Scandinavian outings: Norway
March, 2013 : Norway
The temperature in Oslo was minus 17 and I hadn’t finished The New Countess, third in the trilogy, as I had hoped. It just wouldn’t finish easily. On the other hand a week out in a really cold climate might shock my brain into some useful new channel, not my hands just into uselessness on the computer. But I did worry. My shoes were too thin and I have no boots: I am not young: the blood tends to coagulate in the cold; not good. I’d have to sign books – possibly even lots – a new book, Habits of the House, translated by my favourite translator Hilde Sophie Plau; and my signature these days looks as if is a different person than the young me, which I don’t like at all. But a new publisher, the charismatic Arve Juritzen, and someone having won me as a prize for lunch – how could I chicken out?
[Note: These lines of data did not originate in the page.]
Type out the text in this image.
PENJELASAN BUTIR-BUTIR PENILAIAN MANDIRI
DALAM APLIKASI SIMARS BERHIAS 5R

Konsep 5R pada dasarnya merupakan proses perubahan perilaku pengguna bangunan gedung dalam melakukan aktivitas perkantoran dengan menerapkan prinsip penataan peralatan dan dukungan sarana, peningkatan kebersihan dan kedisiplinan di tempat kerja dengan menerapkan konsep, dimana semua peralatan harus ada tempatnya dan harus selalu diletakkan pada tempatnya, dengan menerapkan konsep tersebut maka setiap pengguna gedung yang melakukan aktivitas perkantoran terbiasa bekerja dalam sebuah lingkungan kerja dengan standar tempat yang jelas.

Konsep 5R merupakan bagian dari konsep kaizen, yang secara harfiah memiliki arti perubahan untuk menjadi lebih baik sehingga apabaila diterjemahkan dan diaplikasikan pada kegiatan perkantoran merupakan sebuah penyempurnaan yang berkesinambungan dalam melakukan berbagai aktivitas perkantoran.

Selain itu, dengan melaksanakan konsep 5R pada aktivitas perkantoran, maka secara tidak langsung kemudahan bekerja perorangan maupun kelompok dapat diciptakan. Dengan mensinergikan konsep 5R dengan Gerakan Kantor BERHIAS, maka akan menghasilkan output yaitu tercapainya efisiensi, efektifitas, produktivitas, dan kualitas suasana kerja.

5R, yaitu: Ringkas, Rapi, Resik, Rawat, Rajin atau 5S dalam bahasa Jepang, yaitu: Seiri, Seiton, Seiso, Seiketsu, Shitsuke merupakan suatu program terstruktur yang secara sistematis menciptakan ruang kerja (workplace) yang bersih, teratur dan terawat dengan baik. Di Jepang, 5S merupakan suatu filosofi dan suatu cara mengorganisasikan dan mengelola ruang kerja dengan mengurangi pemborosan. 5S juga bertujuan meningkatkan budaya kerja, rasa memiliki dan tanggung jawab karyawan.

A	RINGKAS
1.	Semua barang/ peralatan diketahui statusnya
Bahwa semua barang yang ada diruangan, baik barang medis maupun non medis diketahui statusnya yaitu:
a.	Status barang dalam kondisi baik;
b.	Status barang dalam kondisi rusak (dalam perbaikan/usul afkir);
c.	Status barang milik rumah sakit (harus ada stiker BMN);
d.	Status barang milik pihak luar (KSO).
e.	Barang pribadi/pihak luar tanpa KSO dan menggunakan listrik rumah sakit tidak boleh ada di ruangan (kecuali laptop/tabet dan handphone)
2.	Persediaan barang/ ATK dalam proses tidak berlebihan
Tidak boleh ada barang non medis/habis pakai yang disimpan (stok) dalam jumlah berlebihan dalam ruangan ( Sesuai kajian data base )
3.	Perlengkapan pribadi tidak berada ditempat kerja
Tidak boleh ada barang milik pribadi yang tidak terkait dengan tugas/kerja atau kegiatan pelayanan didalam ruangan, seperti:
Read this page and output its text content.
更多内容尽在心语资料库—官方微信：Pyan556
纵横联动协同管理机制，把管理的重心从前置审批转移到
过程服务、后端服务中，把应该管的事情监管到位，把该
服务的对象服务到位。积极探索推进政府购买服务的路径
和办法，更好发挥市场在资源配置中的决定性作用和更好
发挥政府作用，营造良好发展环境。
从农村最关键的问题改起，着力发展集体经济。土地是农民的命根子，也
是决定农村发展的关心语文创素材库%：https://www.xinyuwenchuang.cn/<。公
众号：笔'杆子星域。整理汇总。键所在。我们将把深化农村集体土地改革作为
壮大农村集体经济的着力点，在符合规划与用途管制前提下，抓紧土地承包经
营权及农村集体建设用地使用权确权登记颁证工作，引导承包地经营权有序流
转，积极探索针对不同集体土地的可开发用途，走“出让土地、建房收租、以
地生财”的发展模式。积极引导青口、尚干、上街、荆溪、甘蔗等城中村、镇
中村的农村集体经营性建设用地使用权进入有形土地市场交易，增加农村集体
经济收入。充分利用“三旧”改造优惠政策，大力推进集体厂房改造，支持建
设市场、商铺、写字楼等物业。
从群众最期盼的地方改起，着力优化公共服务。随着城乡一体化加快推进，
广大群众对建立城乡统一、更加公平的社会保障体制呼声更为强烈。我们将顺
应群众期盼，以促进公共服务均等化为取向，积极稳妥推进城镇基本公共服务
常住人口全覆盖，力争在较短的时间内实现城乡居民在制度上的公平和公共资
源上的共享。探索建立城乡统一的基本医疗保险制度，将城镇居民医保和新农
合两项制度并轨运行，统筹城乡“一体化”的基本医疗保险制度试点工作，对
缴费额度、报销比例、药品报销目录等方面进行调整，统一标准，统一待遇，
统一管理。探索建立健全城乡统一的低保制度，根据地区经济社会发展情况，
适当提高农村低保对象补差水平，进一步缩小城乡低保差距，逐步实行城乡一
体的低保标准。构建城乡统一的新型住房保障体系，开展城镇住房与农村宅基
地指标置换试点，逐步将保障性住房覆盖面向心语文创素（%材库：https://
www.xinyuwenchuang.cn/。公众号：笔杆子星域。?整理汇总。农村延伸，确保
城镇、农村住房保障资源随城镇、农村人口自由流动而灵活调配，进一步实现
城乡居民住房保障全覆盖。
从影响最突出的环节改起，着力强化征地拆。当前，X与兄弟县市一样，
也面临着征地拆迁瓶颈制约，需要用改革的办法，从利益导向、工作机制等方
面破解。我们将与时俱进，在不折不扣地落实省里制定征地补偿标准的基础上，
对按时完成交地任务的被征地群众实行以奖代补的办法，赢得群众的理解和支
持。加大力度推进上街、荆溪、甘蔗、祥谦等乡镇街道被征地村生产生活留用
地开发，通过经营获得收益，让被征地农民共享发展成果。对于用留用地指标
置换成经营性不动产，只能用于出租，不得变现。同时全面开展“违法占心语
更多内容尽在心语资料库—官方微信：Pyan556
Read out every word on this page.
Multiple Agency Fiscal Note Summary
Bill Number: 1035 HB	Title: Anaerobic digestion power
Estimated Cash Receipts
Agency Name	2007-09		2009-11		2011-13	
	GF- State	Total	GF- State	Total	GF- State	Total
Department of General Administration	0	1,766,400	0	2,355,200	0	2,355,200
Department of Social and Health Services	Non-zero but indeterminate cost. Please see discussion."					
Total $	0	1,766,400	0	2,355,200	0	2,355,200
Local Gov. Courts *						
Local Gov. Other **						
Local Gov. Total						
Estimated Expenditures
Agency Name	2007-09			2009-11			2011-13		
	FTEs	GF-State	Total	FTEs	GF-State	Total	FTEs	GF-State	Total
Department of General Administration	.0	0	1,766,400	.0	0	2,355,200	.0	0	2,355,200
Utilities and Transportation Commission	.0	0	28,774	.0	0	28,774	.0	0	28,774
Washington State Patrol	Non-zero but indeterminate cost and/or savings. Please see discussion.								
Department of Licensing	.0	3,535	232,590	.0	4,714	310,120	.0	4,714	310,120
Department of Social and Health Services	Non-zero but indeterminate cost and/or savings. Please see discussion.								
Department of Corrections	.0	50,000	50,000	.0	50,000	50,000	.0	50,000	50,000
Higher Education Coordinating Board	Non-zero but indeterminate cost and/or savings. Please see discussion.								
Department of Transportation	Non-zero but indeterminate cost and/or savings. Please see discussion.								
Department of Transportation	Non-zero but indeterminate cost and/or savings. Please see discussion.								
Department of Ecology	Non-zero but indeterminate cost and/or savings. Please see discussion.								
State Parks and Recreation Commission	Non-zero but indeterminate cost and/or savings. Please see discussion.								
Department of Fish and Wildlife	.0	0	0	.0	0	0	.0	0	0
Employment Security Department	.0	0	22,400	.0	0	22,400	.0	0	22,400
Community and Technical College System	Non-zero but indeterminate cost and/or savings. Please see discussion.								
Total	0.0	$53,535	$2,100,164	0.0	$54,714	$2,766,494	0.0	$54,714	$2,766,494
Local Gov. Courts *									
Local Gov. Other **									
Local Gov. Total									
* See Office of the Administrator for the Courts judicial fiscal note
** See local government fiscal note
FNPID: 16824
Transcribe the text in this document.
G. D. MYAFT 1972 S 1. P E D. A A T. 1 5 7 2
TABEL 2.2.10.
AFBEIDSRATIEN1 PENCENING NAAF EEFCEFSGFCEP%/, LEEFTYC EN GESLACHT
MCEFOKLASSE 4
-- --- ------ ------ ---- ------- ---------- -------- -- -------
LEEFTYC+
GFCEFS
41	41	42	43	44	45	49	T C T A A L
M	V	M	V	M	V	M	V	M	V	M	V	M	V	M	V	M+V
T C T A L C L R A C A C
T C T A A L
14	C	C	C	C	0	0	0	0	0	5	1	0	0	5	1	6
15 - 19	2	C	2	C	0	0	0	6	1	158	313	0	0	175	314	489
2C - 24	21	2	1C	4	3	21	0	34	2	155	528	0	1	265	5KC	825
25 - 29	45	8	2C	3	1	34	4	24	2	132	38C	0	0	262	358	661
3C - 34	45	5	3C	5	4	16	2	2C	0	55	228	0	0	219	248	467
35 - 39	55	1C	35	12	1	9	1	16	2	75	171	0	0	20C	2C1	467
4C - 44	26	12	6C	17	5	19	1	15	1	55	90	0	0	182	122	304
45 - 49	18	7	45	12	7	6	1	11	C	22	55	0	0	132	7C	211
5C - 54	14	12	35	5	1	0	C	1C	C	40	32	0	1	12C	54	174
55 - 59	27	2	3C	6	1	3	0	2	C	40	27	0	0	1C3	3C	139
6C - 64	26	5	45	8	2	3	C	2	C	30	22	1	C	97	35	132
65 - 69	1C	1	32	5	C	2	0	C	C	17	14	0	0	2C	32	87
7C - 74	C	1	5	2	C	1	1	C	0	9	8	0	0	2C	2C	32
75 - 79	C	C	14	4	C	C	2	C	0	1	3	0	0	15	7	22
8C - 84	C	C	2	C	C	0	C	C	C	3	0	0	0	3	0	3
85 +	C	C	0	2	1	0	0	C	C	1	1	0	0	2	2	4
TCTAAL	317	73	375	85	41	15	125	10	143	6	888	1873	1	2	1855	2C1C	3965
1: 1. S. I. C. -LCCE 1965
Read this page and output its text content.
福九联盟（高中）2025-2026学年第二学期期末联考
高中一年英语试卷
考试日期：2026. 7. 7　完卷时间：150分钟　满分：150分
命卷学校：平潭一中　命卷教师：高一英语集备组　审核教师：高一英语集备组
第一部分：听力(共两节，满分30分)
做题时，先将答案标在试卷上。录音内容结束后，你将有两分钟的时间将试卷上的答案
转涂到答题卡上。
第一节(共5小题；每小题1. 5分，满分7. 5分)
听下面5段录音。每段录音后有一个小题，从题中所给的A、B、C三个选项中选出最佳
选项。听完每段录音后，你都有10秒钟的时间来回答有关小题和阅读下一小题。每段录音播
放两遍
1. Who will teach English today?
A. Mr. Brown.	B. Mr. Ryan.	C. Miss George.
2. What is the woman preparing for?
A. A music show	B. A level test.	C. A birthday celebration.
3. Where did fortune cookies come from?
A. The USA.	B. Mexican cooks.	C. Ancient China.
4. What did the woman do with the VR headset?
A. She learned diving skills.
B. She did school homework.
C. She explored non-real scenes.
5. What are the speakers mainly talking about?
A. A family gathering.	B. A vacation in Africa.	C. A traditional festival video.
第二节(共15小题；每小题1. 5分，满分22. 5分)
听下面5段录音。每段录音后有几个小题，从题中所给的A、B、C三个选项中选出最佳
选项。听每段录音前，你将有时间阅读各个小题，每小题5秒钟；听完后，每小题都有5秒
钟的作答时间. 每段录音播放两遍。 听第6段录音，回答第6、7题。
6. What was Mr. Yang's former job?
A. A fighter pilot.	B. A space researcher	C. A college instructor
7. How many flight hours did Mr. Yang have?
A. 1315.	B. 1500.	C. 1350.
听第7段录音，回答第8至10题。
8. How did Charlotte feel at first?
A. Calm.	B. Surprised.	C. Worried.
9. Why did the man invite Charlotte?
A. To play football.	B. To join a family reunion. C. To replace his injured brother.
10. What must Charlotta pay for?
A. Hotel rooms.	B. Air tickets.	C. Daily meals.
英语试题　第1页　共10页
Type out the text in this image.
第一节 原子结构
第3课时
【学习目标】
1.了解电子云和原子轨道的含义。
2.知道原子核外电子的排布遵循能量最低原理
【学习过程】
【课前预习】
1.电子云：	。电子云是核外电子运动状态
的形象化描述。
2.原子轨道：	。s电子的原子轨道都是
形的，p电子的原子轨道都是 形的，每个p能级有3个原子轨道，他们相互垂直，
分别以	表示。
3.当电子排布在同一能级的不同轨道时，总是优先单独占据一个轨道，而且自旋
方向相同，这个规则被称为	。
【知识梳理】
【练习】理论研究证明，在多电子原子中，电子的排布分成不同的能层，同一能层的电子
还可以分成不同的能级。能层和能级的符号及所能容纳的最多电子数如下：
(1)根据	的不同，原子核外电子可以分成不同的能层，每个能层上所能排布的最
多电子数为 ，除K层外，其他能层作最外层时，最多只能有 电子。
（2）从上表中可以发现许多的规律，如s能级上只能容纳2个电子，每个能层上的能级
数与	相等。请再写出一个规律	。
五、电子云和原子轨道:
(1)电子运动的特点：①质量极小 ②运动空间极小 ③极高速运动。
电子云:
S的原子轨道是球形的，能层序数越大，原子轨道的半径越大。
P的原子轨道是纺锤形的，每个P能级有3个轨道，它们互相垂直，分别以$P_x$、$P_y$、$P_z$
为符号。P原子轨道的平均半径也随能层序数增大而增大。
I needn’t have worried. I wore husband Nick’s Ugg boots which – after some difficulty, particularly at Heathrow Security where I had to take them off: I have a very high instep and could have missed the flight getting them on again – and my feet were perfectly warm, aspirin kept the blood flowing. Signatures are like photographs: people who know you know what the real you looks like, and if they don’t it hardly matters what they think of the simulacrum – the hotel, the Continental, was superb – oysters and white wine and a Vietnamese transexual doing hair and make up to create a new and unfamiliar you everyday – lots of TV and media and Oslo itself snug in snow, friendly, beautiful, prosperous and myself at one with my readers: I have been publishing here for more than thirty years and feel very much at home.